Dr Leslie Tay, who runs food blog “ieatishootipost”, said: “How you define authentic really depends on the generation you are talking to and what they grew up eating.
“This authenticity has nothing to do with the product itself, but really depends on what you grew up with. Everybody’s definition of ‘authentic’ will be different.”
Agreeing, author Ryan Kueh said that ideals of authenticity tend to also be linked to notions of time and heritage, where third- and fourth-generation hawkers are often regarded as more “authentic” since they build on their families’ existing hawker legacies.
Therefore, what Singapore diners might consider to be an authentic rendition of a hawker dish may have also evolved with time, Mr Kueh added. He has written a book documenting Singapore’s hawking culture, titled From Streets to Stalls: The History and Evolution of Hawking and Hawker Centres in Singapore.
Original dishes – brought into Singapore decades ago by immigrants to the island – have been adjusted or adapted over the years, so diners’ expectations of what constitutes an “authentic” version would thus change.
Citing the example of chicken rice, Dr Tay pointed out that the popular dish has evolved from the time it was first made by the Hainanese, who moved here from China.
“(The Hainanese) didn’t use to put the chicken into cold water after cooking to firm up the jelly. That was introduced by the Cantonese, but gradually over time, it has become something that all the hawkers do,” he said.
“So if today, you try to reintroduce the traditional Hainanese way of making chicken rice, it may not work or be well-accepted … because people are too used to (this common version) now.
“And if you don’t give diners the soy sauce for the chicken rice, they may not accept it today. But in the past, Hainanese chicken rice was never eaten with soy sauce,” Dr Tay added.

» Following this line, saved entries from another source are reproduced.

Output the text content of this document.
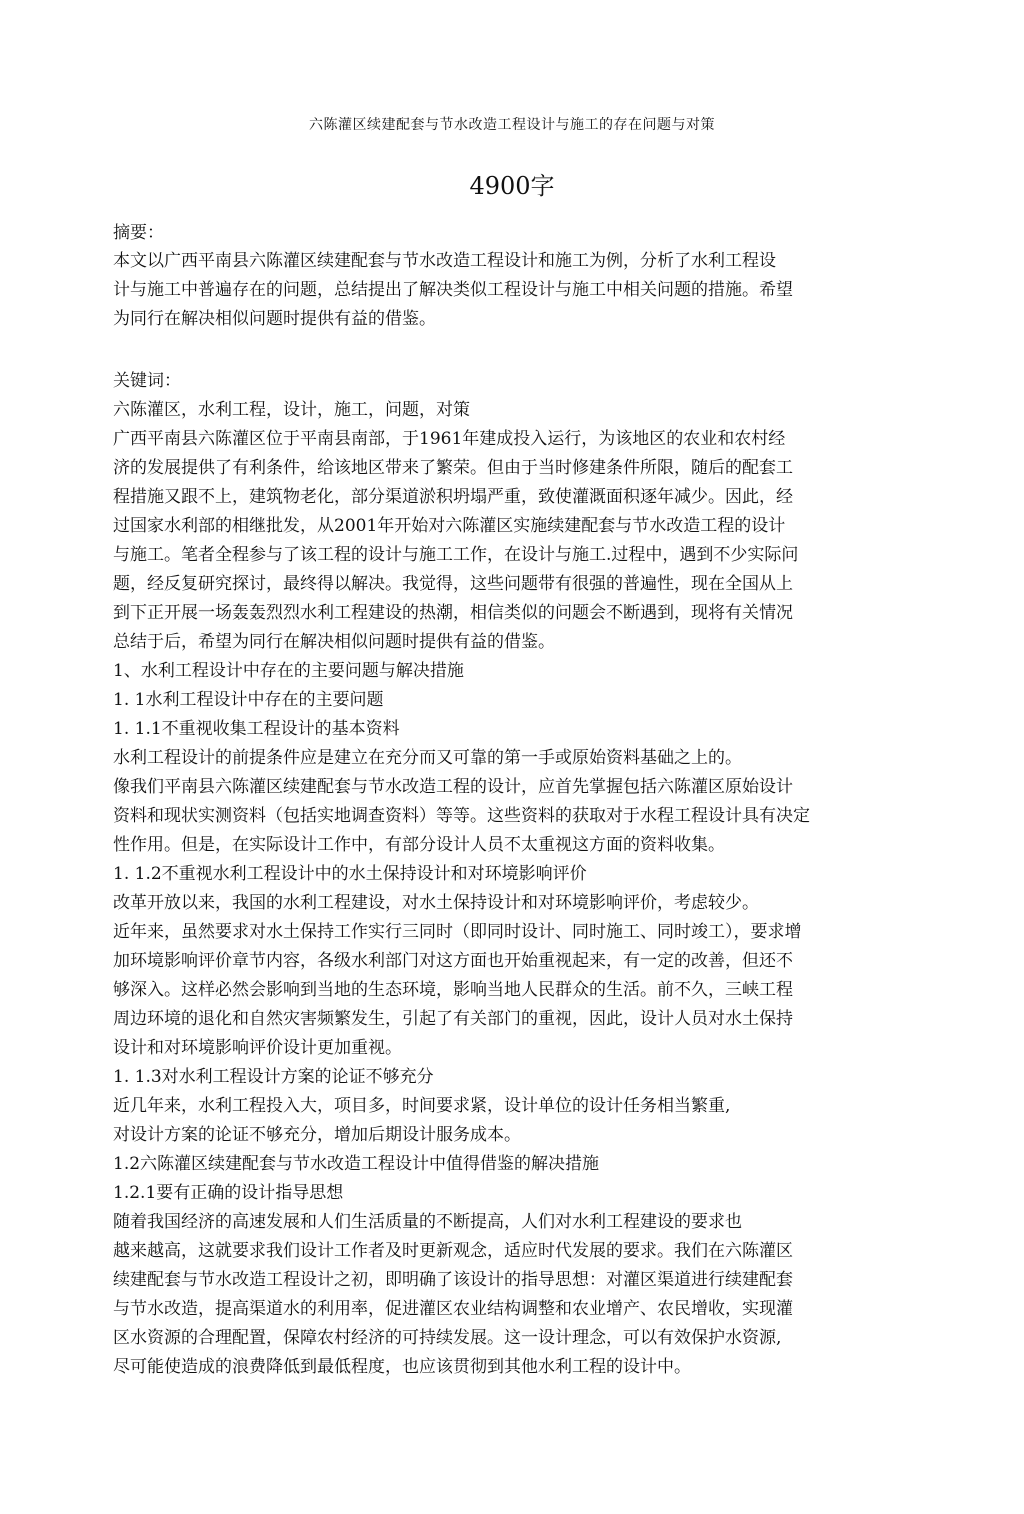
六陈灌区续建配套与节水改造工程设计与施工的存在问题与对策
4900字
摘要：
本文以广西平南县六陈灌区续建配套与节水改造工程设计和施工为例，分析了水利工程设
计与施工中普遍存在的问题，总结提出了解决类似工程设计与施工中相关问题的措施。希望
为同行在解决相似问题时提供有益的借鉴。
关键词：
六陈灌区，水利工程，设计，施工，问题，对策
广西平南县六陈灌区位于平南县南部，于1961年建成投入运行，为该地区的农业和农村经
济的发展提供了有利条件，给该地区带来了繁荣。但由于当时修建条件所限，随后的配套工
程措施又跟不上，建筑物老化，部分渠道淤积坍塌严重，致使灌溉面积逐年减少。因此，经
过国家水利部的相继批发，从2001年开始对六陈灌区实施续建配套与节水改造工程的设计
与施工。笔者全程参与了该工程的设计与施工工作，在设计与施工.过程中，遇到不少实际问
题，经反复研究探讨，最终得以解决。我觉得，这些问题带有很强的普遍性，现在全国从上
到下正开展一场轰轰烈烈水利工程建设的热潮，相信类似的问题会不断遇到，现将有关情况
总结于后，希望为同行在解决相似问题时提供有益的借鉴。
1、水利工程设计中存在的主要问题与解决措施
1. 1水利工程设计中存在的主要问题
1. 1.1不重视收集工程设计的基本资料
水利工程设计的前提条件应是建立在充分而又可靠的第一手或原始资料基础之上的。
像我们平南县六陈灌区续建配套与节水改造工程的设计，应首先掌握包括六陈灌区原始设计
资料和现状实测资料（包括实地调查资料）等等。这些资料的获取对于水程工程设计具有决定
性作用。但是，在实际设计工作中，有部分设计人员不太重视这方面的资料收集。
1. 1.2不重视水利工程设计中的水土保持设计和对环境影响评价
改革开放以来，我国的水利工程建设，对水土保持设计和对环境影响评价，考虑较少。
近年来，虽然要求对水土保持工作实行三同时（即同时设计、同时施工、同时竣工），要求增
加环境影响评价章节内容，各级水利部门对这方面也开始重视起来，有一定的改善，但还不
够深入。这样必然会影响到当地的生态环境，影响当地人民群众的生活。前不久，三峡工程
周边环境的退化和自然灾害频繁发生，引起了有关部门的重视，因此，设计人员对水土保持
设计和对环境影响评价设计更加重视。
1. 1.3对水利工程设计方案的论证不够充分
近几年来，水利工程投入大，项目多，时间要求紧，设计单位的设计任务相当繁重,
对设计方案的论证不够充分，增加后期设计服务成本。
1.2六陈灌区续建配套与节水改造工程设计中值得借鉴的解决措施
1.2.1要有正确的设计指导思想
随着我国经济的高速发展和人们生活质量的不断提高，人们对水利工程建设的要求也
越来越高，这就要求我们设计工作者及时更新观念，适应时代发展的要求。我们在六陈灌区
续建配套与节水改造工程设计之初，即明确了该设计的指导思想：对灌区渠道进行续建配套
与节水改造，提高渠道水的利用率，促进灌区农业结构调整和农业增产、农民增收，实现灌
区水资源的合理配置，保障农村经济的可持续发展。这一设计理念，可以有效保护水资源,
尽可能使造成的浪费降低到最低程度，也应该贯彻到其他水利工程的设计中。
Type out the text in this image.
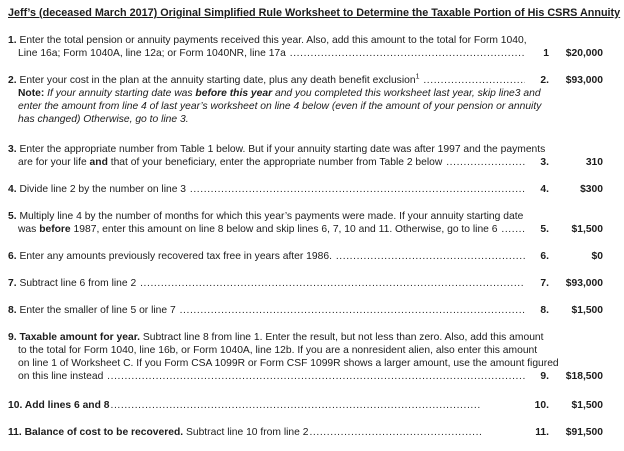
Jeff’s (deceased March 2017) Original Simplified Rule Worksheet to Determine the Taxable Portion of His CSRS Annuity
1. Enter the total pension or annuity payments received this year. Also, add this amount to the total for Form 1040,
Line 16a; Form 1040A, line 12a; or Form 1040NR, line 17a .....	1	$20,000
2. Enter your cost in the plan at the annuity starting date, plus any death benefit exclusion$^1$ .....	2.	$93,000
Note: If your annuity starting date was before this year and you completed this worksheet last year, skip line3 and
enter the amount from line 4 of last year’s worksheet on line 4 below (even if the amount of your pension or annuity
has changed) Otherwise, go to line 3.
3. Enter the appropriate number from Table 1 below. But if your annuity starting date was after 1997 and the payments
are for your life and that of your beneficiary, enter the appropriate number from Table 2 below .....	3.	310
4. Divide line 2 by the number on line 3 .....	4.	$300
5. Multiply line 4 by the number of months for which this year’s payments were made. If your annuity starting date
was before 1987, enter this amount on line 8 below and skip lines 6, 7, 10 and 11. Otherwise, go to line 6 .....	5.	$1,500
6. Enter any amounts previously recovered tax free in years after 1986. .....	6.	$0
7. Subtract line 6 from line 2 .....	7.	$93,000
8. Enter the smaller of line 5 or line 7 .....	8.	$1,500
9. Taxable amount for year. Subtract line 8 from line 1. Enter the result, but not less than zero. Also, add this amount
to the total for Form 1040, line 16b, or Form 1040A, line 12b. If you are a nonresident alien, also enter this amount
on line 1 of Worksheet C. If you Form CSA 1099R or Form CSF 1099R shows a larger amount, use the amount figured
on this line instead .....	9.	$18,500
10. Add lines 6 and 8 .....	10.	$1,500
11. Balance of cost to be recovered. Subtract line 10 from line 2 .....	11.	$91,500
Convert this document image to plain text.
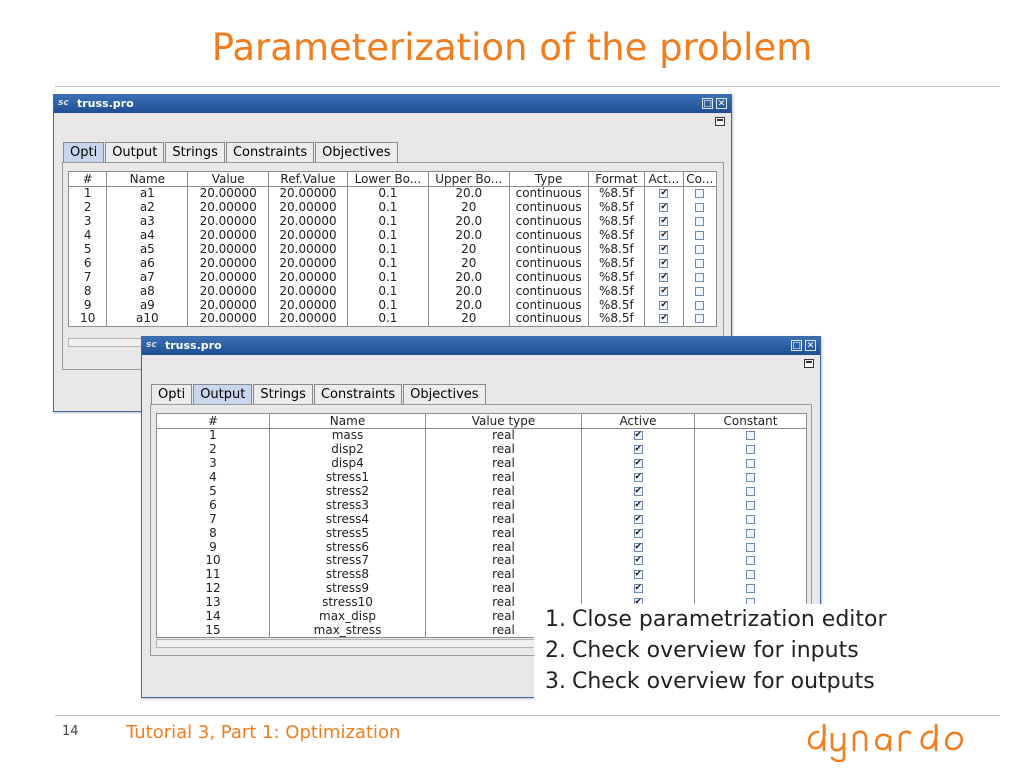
Parameterization of the problem
sc truss.pro	□ ✕
Opti	Output	Strings	Constraints	Objectives
#	Name	Value	Ref.Value	Lower Bo...	Upper Bo...	Type	Format	Act...	Co...
1	a1	20.00000	20.00000	0.1	20.0	continuous	%8.5f	✔	
2	a2	20.00000	20.00000	0.1	20	continuous	%8.5f	✔	
3	a3	20.00000	20.00000	0.1	20.0	continuous	%8.5f	✔	
4	a4	20.00000	20.00000	0.1	20.0	continuous	%8.5f	✔	
5	a5	20.00000	20.00000	0.1	20	continuous	%8.5f	✔	
6	a6	20.00000	20.00000	0.1	20	continuous	%8.5f	✔	
7	a7	20.00000	20.00000	0.1	20.0	continuous	%8.5f	✔	
8	a8	20.00000	20.00000	0.1	20.0	continuous	%8.5f	✔	
9	a9	20.00000	20.00000	0.1	20.0	continuous	%8.5f	✔	
10	a10	20.00000	20.00000	0.1	20	continuous	%8.5f	✔	
sc truss.pro	□ ✕
Opti	Output	Strings	Constraints	Objectives
#	Name	Value type	Active	Constant
1	mass	real	✔	
2	disp2	real	✔	
3	disp4	real	✔	
4	stress1	real	✔	
5	stress2	real	✔	
6	stress3	real	✔	
7	stress4	real	✔	
8	stress5	real	✔	
9	stress6	real	✔	
10	stress7	real	✔	
11	stress8	real	✔	
12	stress9	real	✔	
13	stress10	real	✔	
14	max_disp	real	✔	
15	max_stress	real	✔		1. Close parametrization editor
2. Check overview for inputs
3. Check overview for outputs
14	Tutorial 3, Part 1: Optimization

Mr Kueh, pointing to the popular Teochew braised duck dish, a variation of the original braised goose version, said that the evolution of these dishes could also be a reflection of diners’ changing preferences.
For one thing, younger generations of Singaporeans seem to favour food that is healthier, less oily and less salty. Switching from braised goose to braised duck is thus a natural transition, since the latter is often fresher – as it is more easily procured here – and its meat is also leaner.
Ultimately, the idea of “authenticity” in hawker food is one that is in flux and will continue to evolve, the experts said.
After all, food is cultural and a product of its time and the population, which will also alter and change over the years.
This evolution is not necessarily a bad thing, Ms Ow said, since it could be one way to keep Singapore’s hawker cuisine continually relevant and alive.